As summarised in this article, a plethora of methods and approaches to selectively enrich samples for phosphorylated polypeptides are now available to the researcher and have been, and are being, applied extensively to investigate a wide array of biological processes. A detailed discussion of such applications is beyond the scope of this paper but they have been reviewed elsewhere (Macek et al. 2009; Harsha and Pandey 2010). In-depth understanding of the particular strengths and limitations of the available techniques will aid in the selection of a workflow or analytical strategy that will best fit the biological question to be addressed.

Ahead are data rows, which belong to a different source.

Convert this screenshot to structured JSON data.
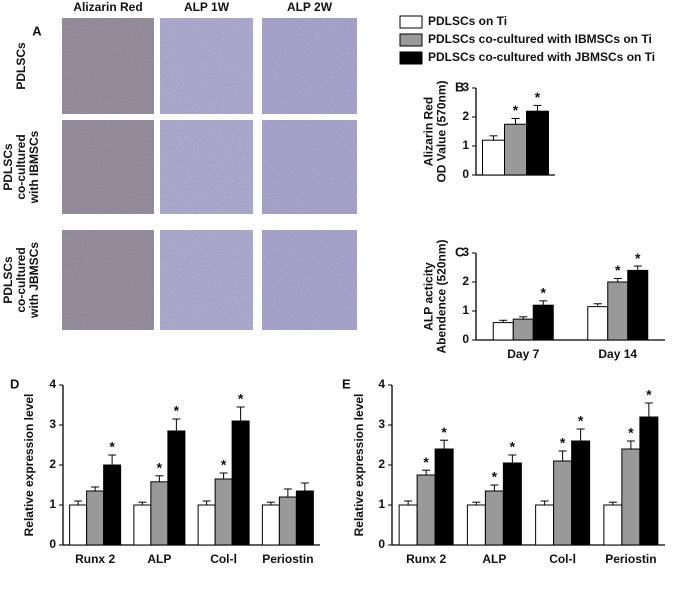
{
  "panel_a": {
    "label": "A",
    "columns": [
      "Alizarin Red",
      "ALP 1W",
      "ALP 2W"
    ],
    "rows": [
      [
        "PDLSCs"
      ],
      [
        "PDLSCs",
        "co-cultured",
        "with IBMSCs"
      ],
      [
        "PDLSCs",
        "co-cultured",
        "with JBMSCs"
      ]
    ]
  },
  "legend": [
    {
      "name": "PDLSCs on Ti",
      "color": "#ffffff"
    },
    {
      "name": "PDLSCs co-cultured with IBMSCs on Ti",
      "color": "#999999"
    },
    {
      "name": "PDLSCs co-cultured with JBMSCs on Ti",
      "color": "#000000"
    }
  ],
  "chart_data": [
    {
      "type": "bar",
      "label": "B",
      "ylabel": [
        "Alizarin Red",
        "OD Value (570nm)"
      ],
      "categories": [
        null
      ],
      "ylim": [
        0,
        3
      ],
      "yticks": [
        0,
        1,
        2,
        3
      ],
      "series": [
        {
          "values": [
            1.2
          ],
          "errors": [
            0.15
          ]
        },
        {
          "values": [
            1.75
          ],
          "errors": [
            0.2
          ]
        },
        {
          "values": [
            2.2
          ],
          "errors": [
            0.2
          ]
        }
      ],
      "annotations": [
        {
          "text": "*",
          "series": 1,
          "category": 0
        },
        {
          "text": "*",
          "series": 2,
          "category": 0
        }
      ]
    },
    {
      "type": "bar",
      "label": "C",
      "ylabel": [
        "ALP acticity",
        "Abendence (520nm)"
      ],
      "categories": [
        "Day 7",
        "Day 14"
      ],
      "ylim": [
        0,
        3
      ],
      "yticks": [
        0,
        1,
        2,
        3
      ],
      "series": [
        {
          "values": [
            0.6,
            1.15
          ],
          "errors": [
            0.08,
            0.1
          ]
        },
        {
          "values": [
            0.72,
            2.0
          ],
          "errors": [
            0.08,
            0.12
          ]
        },
        {
          "values": [
            1.2,
            2.4
          ],
          "errors": [
            0.15,
            0.15
          ]
        }
      ],
      "annotations": [
        {
          "text": "*",
          "series": 2,
          "category": 0
        },
        {
          "text": "*",
          "series": 1,
          "category": 1
        },
        {
          "text": "*",
          "series": 2,
          "category": 1
        }
      ]
    },
    {
      "type": "bar",
      "label": "D",
      "ylabel": [
        "Relative expression level"
      ],
      "categories": [
        "Runx 2",
        "ALP",
        "Col-Ⅰ",
        "Periostin"
      ],
      "ylim": [
        0,
        4
      ],
      "yticks": [
        0,
        1,
        2,
        3,
        4
      ],
      "series": [
        {
          "values": [
            1,
            1,
            1,
            1
          ],
          "errors": [
            0.1,
            0.07,
            0.1,
            0.07
          ]
        },
        {
          "values": [
            1.35,
            1.58,
            1.65,
            1.2
          ],
          "errors": [
            0.1,
            0.15,
            0.15,
            0.2
          ]
        },
        {
          "values": [
            2.0,
            2.85,
            3.1,
            1.35
          ],
          "errors": [
            0.25,
            0.3,
            0.35,
            0.2
          ]
        }
      ],
      "annotations": [
        {
          "text": "*",
          "series": 2,
          "category": 0
        },
        {
          "text": "*",
          "series": 1,
          "category": 1
        },
        {
          "text": "*",
          "series": 2,
          "category": 1
        },
        {
          "text": "*",
          "series": 1,
          "category": 2
        },
        {
          "text": "*",
          "series": 2,
          "category": 2
        }
      ]
    },
    {
      "type": "bar",
      "label": "E",
      "ylabel": [
        "Relative expression level"
      ],
      "categories": [
        "Runx 2",
        "ALP",
        "Col-Ⅰ",
        "Periostin"
      ],
      "ylim": [
        0,
        4
      ],
      "yticks": [
        0,
        1,
        2,
        3,
        4
      ],
      "series": [
        {
          "values": [
            1,
            1,
            1,
            1
          ],
          "errors": [
            0.1,
            0.07,
            0.1,
            0.07
          ]
        },
        {
          "values": [
            1.75,
            1.35,
            2.1,
            2.4
          ],
          "errors": [
            0.12,
            0.15,
            0.25,
            0.2
          ]
        },
        {
          "values": [
            2.4,
            2.05,
            2.6,
            3.2
          ],
          "errors": [
            0.22,
            0.2,
            0.3,
            0.35
          ]
        }
      ],
      "annotations": [
        {
          "text": "*",
          "series": 1,
          "category": 0
        },
        {
          "text": "*",
          "series": 2,
          "category": 0
        },
        {
          "text": "*",
          "series": 1,
          "category": 1
        },
        {
          "text": "*",
          "series": 2,
          "category": 1
        },
        {
          "text": "*",
          "series": 1,
          "category": 2
        },
        {
          "text": "*",
          "series": 2,
          "category": 2
        },
        {
          "text": "*",
          "series": 1,
          "category": 3
        },
        {
          "text": "*",
          "series": 2,
          "category": 3
        }
      ]
    }
  ]
}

It should be noted that none of the methods described above for phosphopeptide enrichment were reported to be optimized for quantitative analysis. However, particular care should be taken when the aim of the investigation is to provide relative quantification of phosphorylation across experimental conditions. In such quantitative phosphoproteomics methods, phosphopeptide extraction has to be robust, reproducible and the amounts of phosphopeptides extracted must correlate with their abundance in samples. Therefore, enrichment techniques used for quantitative phosphoproteomics require greater consideration than those applied to identify sites of phosphorylation on proteins. An important feature of quantitative analysis is that the relationship between analyte concentration in the sample and signal intensity must be linear. This typically requires the construction of calibration curves for each of the analytes quantified. However, this is not possible in global phosphoproteomic experiments where the aim is to quantify thousands of phosphorylation sites per experiment. One approach to assess the performance of phosphopeptide enrichment strategies in quantitative experiments involves mixing samples at different proportions prior to analysis. This method enables the assessment of the linearity of detection for each phosphopeptide analysed in large-scale phosphoproteomic experiments (Casado and Cutillas 2011). Application of this technique to assess the performance of the methods described above will result in a better understanding of their performance for quantitative work.

It should also be noted that improvements to methods for phosphopeptide enrichment are not the only option to enhance the characterization of the phosphoproteome. Mass spectrometric strategies to enhance phosphopeptide identification have also been reported. Although a full description of these methods is outside the scope of this review, classical approaches include precursor ion scanning (Steen et al. 2001), MS3 (Schroeder et al. 2004) and the related multistage activation (Boersema et al. 2009). More recently, it was also shown that collision induced dissociation (CID) in quadrupoles and linear ion traps produce complementary information and that their combination enhances phosphopeptide identification by reducing the number of false negatives (Alcolea et al. 2009). This paper also showed that spectral matching may be an alternative to classical methods to identify phosphopeptides from MS/MS data, which are based on searching protein databases. The use of electron transfer dissociation (ETD) has also shown promise as an alternative fragmentation method to CID in phosphoproteomics (Chi et al. 2007; Molina et al. 2007).

In conclusion, MS-based phosphoproteomics is emerging as a powerful technology for biological research. The implementation of developments in enrichment techniques, MS methods and bioinformatics tools (not reviewed here) are contributing to the success of this technique and will continue to advance research in different fields of biological investigation.